Proposed work breakdown (subject to scope)

  1. Spike: prove Path C in a branch — local desktop GUI connects to a headless DreamCoder over WebSocket on a LAN box. (1-2 days)
  2. Auth hardening: extend H5 token model to remote topology; remove any lingering "trust loopback" assumptions. (~1 week)
  3. Headless lifecycle: systemd unit + launchd plist + Windows service templates; log rotation; PID file. (~3 days)
  4. GUI side: "Add remote connection" flow — host + paste token, save profile, switch profile. Mirror the existing H5 setup UX. (~1 week)
  5. Path A docs: write the SSH-tunnel recipe for users who want it today. (~half a day)
  6. Computer Use mode: gate / disable on headless Linux for v1. (~1 day)
  7. MCP: decide local-vs-remote per server in settings; default = remote. (~3 days)
  8. Docs + sample setup: "Install DreamCoder on a GPU server" walkthrough. (~2 days)

How to participate

  • 💬 Comment on this issue with answers to any of the open questions, or push back on the candidate paths.
  • 🔬 Try the SSH-tunnel recipe once we publish it (Path A) and report back what breaks — that data informs the auth/lifecycle hardening for Path C.
  • 🛠 Pick up a sub-task from the work breakdown if you want to ship something. Mentor available — @GoDiao.

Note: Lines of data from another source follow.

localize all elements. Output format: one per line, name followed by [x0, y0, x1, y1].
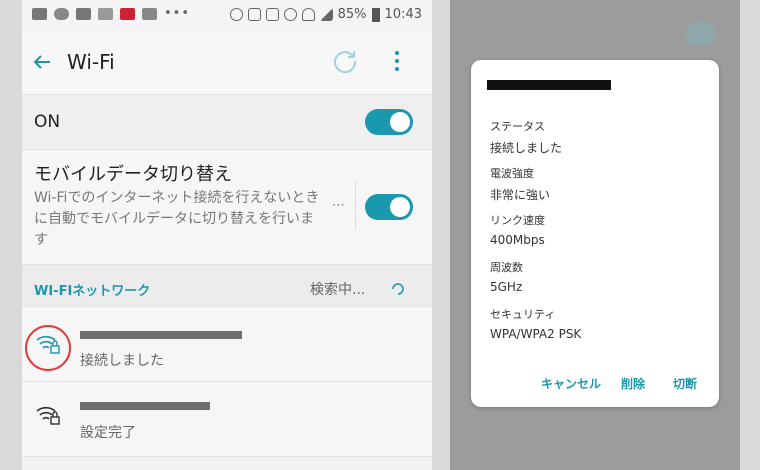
system-icons: 85% 10:43	[229, 7, 422, 22]
delete-button[interactable]: 削除	[621, 375, 645, 392]
line-icon	[54, 8, 69, 20]
page-title: Wi-Fi	[67, 50, 115, 74]
disconnect-button[interactable]: 切断	[673, 375, 697, 392]
divider	[355, 180, 356, 230]
networks-header-label: WI-FIネットワーク	[34, 284, 151, 299]
field-value: WPA/WPA2 PSK	[490, 327, 582, 341]
call-icon	[229, 8, 243, 21]
clock: 10:43	[384, 7, 422, 22]
vibrate-icon	[265, 8, 279, 21]
battery-percent: 85%	[337, 7, 367, 22]
wifi-toggle-switch[interactable]	[365, 109, 413, 135]
field-value: 5GHz	[490, 280, 523, 294]
network-name-redacted	[80, 331, 242, 339]
field-value: 接続しました	[490, 141, 563, 155]
app-notification-icon	[120, 8, 135, 20]
more-dots-icon: ⋯	[332, 198, 345, 213]
status-bar: ••• 85% 10:43	[22, 0, 432, 32]
network-item[interactable]: 接続しました	[22, 307, 432, 382]
dimmed-toggle	[686, 22, 716, 46]
toggle-knob	[390, 197, 410, 217]
field-label: 電波強度	[490, 167, 534, 180]
nfc-icon	[247, 8, 261, 21]
networks-section-header: WI-FIネットワーク 検索中...	[22, 265, 432, 307]
field-label: 周波数	[490, 261, 523, 274]
battery-icon	[371, 7, 380, 22]
status-field: ステータス 接続しました	[490, 118, 562, 156]
alarm-icon	[283, 8, 297, 21]
field-value: 非常に強い	[490, 188, 551, 202]
notification-icons: •••	[32, 6, 191, 21]
signal-strength-field: 電波強度 非常に強い	[490, 165, 550, 203]
back-arrow-icon[interactable]	[30, 50, 54, 74]
field-value: 400Mbps	[490, 233, 545, 247]
refresh-icon[interactable]	[332, 48, 358, 74]
link-speed-field: リンク速度 400Mbps	[490, 212, 545, 247]
signal-icon	[319, 8, 333, 21]
wifi-on-label: ON	[34, 112, 61, 132]
mail-icon	[142, 8, 157, 20]
network-name-redacted	[80, 402, 210, 410]
cancel-button[interactable]: キャンセル	[541, 375, 601, 392]
field-label: セキュリティ	[490, 308, 556, 321]
app-notification-icon	[76, 8, 91, 20]
field-label: ステータス	[490, 120, 545, 133]
network-status: 接続しました	[80, 353, 164, 369]
app-notification-icon	[32, 8, 47, 20]
scanning-label: 検索中...	[310, 282, 366, 298]
overflow-menu-icon[interactable]	[392, 48, 402, 74]
mobile-data-switch-description: Wi-Fiでのインターネット接続を行えないときに自動でモバイルデータに切り替えを…	[34, 190, 320, 248]
app-bar: Wi-Fi	[22, 32, 432, 95]
toggle-knob	[390, 112, 410, 132]
wifi-status-icon	[301, 8, 315, 21]
wifi-lock-icon	[36, 406, 60, 425]
dialog-title-redacted	[487, 80, 611, 90]
mobile-data-switch-row[interactable]: モバイルデータ切り替え Wi-Fiでのインターネット接続を行えないときに自動でモ…	[22, 150, 432, 265]
frequency-field: 周波数 5GHz	[490, 259, 523, 294]
scanning-spinner-icon	[392, 283, 404, 295]
wifi-master-toggle-row[interactable]: ON	[22, 95, 432, 150]
network-details-dialog: ステータス 接続しました 電波強度 非常に強い リンク速度 400Mbps 周波…	[471, 60, 719, 407]
field-label: リンク速度	[490, 214, 545, 227]
network-status: 設定完了	[80, 425, 136, 441]
mobile-data-toggle-switch[interactable]	[365, 194, 413, 220]
wifi-lock-icon	[36, 335, 60, 354]
image-icon	[98, 8, 113, 20]
network-item[interactable]: 設定完了	[22, 382, 432, 457]
mobile-data-switch-title: モバイルデータ切り替え	[34, 164, 232, 185]
security-field: セキュリティ WPA/WPA2 PSK	[490, 306, 581, 341]
phone-screen: ••• 85% 10:43 Wi-Fi ON モバイルデータ切り替え Wi-Fi…	[22, 0, 432, 470]
more-notifications-icon: •••	[164, 6, 191, 21]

cc @v2less (original requester in #3) — you're the source for this RFC. Would love your take on the candidate paths and which workflow shape best matches your day-to-day.

cc @pocca2048 — credit to your codex#10450 issue, which #3 mirrored. Cross-pollination welcome if you're around.

Tagging interested area: rfc, enhancement, area:remote, phase-6.